I personally prefer to not use Java's cloning. Instead I usually create my own "duplication" methods.
It means a shallow copy -- the fields are copied, but if you have any references, what these point to is not copied -- you will have two references to the same object, one in the old object and one in the new, cloned object. However, for fields that have primitive types, the field is the data itself, so they get copied regardless.
newObj.x = this.x; //redundant
newObj.y = this.y; //redundant
that's right - these are redundant, since they will have already been copied by Object's clone() method.
Thinking of it as a data copy is correct.

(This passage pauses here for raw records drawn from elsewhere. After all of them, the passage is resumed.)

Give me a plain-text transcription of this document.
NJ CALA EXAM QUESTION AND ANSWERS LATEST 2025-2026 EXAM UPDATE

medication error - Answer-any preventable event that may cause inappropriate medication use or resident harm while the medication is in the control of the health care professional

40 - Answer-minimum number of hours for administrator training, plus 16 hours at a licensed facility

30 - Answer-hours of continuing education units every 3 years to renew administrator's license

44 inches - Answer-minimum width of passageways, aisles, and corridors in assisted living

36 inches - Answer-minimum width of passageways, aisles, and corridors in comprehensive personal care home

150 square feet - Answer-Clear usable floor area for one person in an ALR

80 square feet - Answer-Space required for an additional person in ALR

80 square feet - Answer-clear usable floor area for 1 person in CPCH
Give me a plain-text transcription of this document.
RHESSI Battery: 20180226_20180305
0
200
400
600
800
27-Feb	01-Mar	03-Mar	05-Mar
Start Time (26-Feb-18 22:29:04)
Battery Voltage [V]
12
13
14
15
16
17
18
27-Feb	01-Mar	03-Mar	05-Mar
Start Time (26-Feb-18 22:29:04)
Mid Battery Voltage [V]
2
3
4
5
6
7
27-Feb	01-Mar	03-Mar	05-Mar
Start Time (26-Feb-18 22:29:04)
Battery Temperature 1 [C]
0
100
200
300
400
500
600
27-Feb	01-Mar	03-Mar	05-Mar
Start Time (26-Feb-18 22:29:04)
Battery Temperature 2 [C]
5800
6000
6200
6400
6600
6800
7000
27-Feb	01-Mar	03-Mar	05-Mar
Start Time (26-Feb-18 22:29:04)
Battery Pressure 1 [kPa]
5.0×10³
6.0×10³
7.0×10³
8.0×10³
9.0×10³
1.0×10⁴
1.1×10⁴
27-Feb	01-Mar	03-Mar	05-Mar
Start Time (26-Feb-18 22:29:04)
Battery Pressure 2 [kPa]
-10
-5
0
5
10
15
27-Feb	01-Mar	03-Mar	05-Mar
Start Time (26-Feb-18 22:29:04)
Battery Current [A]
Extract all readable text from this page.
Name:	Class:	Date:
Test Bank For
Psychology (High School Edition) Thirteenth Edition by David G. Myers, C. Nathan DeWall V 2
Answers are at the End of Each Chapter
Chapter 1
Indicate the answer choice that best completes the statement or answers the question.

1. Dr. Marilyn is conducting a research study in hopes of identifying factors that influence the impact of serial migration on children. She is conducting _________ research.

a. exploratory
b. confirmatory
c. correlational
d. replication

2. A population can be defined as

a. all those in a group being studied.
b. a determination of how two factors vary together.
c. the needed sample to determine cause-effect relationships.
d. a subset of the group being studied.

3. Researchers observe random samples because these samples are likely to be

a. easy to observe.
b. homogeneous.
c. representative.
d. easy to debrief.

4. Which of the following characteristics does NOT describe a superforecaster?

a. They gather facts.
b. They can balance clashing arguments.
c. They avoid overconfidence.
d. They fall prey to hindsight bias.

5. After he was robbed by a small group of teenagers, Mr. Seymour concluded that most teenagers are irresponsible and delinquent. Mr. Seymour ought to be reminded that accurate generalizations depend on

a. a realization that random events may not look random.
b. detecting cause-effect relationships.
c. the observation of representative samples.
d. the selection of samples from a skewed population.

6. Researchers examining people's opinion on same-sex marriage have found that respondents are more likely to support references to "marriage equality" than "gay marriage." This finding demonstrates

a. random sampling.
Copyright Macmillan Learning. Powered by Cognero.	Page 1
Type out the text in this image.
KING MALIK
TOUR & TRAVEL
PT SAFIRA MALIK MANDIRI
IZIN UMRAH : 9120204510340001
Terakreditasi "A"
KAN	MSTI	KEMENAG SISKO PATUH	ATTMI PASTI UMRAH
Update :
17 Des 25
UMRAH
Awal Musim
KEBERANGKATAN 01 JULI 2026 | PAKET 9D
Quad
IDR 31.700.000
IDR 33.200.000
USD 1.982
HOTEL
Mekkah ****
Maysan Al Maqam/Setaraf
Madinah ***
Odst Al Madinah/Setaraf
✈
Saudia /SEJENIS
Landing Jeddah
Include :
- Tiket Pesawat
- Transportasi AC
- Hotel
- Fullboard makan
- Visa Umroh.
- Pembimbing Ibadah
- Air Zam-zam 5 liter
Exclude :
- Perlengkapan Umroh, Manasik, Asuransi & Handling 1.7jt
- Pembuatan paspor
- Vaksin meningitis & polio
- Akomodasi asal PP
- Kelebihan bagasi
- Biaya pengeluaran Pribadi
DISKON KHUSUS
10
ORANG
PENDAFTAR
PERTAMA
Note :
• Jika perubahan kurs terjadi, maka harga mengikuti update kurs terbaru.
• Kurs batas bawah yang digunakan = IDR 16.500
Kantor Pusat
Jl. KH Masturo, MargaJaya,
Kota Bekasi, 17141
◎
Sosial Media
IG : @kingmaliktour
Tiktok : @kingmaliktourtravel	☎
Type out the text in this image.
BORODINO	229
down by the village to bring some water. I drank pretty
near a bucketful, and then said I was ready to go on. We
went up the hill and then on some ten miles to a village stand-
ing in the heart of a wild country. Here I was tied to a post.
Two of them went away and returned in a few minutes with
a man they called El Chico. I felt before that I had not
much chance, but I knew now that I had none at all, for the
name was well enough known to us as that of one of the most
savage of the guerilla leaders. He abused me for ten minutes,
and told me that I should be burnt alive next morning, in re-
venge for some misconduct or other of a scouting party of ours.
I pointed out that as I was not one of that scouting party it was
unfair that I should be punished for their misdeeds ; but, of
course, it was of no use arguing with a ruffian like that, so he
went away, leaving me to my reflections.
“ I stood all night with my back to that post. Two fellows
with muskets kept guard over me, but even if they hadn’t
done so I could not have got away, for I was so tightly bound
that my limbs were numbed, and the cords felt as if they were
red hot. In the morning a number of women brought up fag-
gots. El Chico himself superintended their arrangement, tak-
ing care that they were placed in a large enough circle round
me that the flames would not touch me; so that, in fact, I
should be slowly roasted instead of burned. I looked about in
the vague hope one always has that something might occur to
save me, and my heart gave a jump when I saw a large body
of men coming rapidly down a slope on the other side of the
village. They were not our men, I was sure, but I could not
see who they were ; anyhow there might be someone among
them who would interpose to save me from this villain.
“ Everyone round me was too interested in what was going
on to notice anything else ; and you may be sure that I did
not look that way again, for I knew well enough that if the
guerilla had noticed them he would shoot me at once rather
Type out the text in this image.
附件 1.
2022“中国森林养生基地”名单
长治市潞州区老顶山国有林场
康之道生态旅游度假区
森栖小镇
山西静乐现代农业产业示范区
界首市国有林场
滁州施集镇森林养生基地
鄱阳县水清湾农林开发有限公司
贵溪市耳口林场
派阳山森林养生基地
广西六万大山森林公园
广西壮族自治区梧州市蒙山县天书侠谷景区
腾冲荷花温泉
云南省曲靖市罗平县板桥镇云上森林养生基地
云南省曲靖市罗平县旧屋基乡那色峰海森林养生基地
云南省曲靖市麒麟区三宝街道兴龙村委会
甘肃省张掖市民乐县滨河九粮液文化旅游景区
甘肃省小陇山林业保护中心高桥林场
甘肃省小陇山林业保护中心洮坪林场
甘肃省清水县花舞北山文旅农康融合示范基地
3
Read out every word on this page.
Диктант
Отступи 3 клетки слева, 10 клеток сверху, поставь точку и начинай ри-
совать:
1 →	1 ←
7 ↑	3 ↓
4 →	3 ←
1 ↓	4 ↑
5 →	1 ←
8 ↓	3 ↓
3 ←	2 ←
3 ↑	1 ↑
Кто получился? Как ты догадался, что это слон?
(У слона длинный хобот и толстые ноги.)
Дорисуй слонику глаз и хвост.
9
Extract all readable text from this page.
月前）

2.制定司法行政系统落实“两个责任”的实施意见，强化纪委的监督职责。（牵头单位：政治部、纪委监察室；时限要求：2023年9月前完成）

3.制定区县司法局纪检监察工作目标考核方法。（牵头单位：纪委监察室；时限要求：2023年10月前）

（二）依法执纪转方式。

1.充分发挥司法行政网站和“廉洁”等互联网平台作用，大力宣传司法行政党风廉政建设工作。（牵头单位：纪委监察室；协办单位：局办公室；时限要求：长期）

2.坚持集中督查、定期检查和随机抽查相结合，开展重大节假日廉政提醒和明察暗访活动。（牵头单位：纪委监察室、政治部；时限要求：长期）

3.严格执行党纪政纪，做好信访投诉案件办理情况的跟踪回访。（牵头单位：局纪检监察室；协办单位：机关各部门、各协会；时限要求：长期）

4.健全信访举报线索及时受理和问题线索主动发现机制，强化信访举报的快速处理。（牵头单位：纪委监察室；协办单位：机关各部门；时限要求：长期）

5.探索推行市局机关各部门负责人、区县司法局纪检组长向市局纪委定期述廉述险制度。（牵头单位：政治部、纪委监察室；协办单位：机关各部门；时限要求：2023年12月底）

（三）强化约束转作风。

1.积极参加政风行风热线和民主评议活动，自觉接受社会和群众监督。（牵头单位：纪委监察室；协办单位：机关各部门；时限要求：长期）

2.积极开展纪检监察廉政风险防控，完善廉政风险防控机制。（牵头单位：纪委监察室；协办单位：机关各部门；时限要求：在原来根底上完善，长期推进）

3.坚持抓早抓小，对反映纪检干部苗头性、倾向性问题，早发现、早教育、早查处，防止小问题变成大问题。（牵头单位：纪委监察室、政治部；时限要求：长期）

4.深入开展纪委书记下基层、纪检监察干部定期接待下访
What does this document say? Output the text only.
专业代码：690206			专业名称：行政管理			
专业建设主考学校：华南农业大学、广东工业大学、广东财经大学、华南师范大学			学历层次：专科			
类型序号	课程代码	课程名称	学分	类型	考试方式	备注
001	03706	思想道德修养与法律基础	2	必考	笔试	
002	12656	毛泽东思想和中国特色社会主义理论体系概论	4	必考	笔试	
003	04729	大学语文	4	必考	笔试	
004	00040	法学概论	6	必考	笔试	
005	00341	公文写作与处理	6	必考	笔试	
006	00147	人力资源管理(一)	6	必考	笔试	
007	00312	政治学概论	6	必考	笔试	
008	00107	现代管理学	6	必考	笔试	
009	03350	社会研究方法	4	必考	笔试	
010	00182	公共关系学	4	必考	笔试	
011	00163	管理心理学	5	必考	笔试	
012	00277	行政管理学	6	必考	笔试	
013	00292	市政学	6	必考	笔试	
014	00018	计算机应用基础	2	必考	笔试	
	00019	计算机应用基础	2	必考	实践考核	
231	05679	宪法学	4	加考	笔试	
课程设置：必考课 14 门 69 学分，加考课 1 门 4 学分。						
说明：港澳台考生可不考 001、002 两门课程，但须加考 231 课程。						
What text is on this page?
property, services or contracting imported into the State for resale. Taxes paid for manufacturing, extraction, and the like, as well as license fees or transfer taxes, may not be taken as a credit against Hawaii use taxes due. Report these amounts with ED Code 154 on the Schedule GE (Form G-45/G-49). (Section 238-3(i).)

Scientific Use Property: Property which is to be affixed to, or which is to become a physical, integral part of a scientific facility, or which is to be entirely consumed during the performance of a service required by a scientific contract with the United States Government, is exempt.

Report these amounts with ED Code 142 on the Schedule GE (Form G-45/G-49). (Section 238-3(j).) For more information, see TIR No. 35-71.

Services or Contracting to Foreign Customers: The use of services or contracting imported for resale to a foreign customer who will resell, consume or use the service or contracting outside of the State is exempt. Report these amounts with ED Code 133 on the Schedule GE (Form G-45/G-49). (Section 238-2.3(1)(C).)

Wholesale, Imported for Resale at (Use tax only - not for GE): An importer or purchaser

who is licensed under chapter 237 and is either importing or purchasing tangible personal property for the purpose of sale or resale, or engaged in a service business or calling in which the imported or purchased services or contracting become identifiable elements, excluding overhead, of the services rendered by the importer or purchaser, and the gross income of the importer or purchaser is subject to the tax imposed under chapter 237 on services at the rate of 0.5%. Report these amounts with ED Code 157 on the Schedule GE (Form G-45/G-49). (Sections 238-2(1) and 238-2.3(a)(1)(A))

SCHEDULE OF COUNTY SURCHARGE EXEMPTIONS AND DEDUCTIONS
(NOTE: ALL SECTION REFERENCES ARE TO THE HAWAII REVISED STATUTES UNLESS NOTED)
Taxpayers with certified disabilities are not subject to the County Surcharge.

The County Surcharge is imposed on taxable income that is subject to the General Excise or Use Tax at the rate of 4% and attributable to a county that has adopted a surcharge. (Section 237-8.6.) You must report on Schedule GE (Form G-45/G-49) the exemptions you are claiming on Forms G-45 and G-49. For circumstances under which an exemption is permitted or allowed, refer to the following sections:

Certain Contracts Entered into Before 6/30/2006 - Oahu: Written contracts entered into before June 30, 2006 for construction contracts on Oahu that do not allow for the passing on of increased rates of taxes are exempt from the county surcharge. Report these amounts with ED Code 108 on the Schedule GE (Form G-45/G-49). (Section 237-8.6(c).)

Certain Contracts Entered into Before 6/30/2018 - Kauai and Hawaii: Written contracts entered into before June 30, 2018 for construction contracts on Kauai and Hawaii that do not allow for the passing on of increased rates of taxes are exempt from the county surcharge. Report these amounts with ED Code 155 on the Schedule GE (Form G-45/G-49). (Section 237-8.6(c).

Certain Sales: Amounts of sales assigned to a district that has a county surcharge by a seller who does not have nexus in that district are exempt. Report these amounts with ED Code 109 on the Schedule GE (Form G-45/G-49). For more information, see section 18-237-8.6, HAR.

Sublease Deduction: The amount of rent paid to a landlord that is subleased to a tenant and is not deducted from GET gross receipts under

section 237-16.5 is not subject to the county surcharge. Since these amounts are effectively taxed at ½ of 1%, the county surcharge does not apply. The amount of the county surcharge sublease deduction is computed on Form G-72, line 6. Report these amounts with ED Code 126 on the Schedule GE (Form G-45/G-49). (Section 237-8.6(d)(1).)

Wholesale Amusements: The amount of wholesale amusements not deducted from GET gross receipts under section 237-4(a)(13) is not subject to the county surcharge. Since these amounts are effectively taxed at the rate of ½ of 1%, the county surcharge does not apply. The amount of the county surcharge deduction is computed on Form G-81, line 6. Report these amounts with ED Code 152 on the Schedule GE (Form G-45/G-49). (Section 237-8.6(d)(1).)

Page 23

Primitive types are copied, and references are also copied so they point to the same object. For example,
class A implements Cloneable {
Object someObject;
}
A a = new A();
a.someObject = new Object();
A cloneA = (A)a.clone();
assert a.someObject==cloneA.someObject;
The default clone performs shallow copy of values. For primitive values, this is enough and no extra work is needed.
For objects, the shallow copy means copying the reference only. Therefore, in these cases a deep copy is usually needed. The exception for this is when the reference points to an immutable object. Immutable objects can't have their apparent state changed, therefore their references can be copied around safely. For example, this applies to String, Integer, Float, enumerations (if not made mutable by mistake).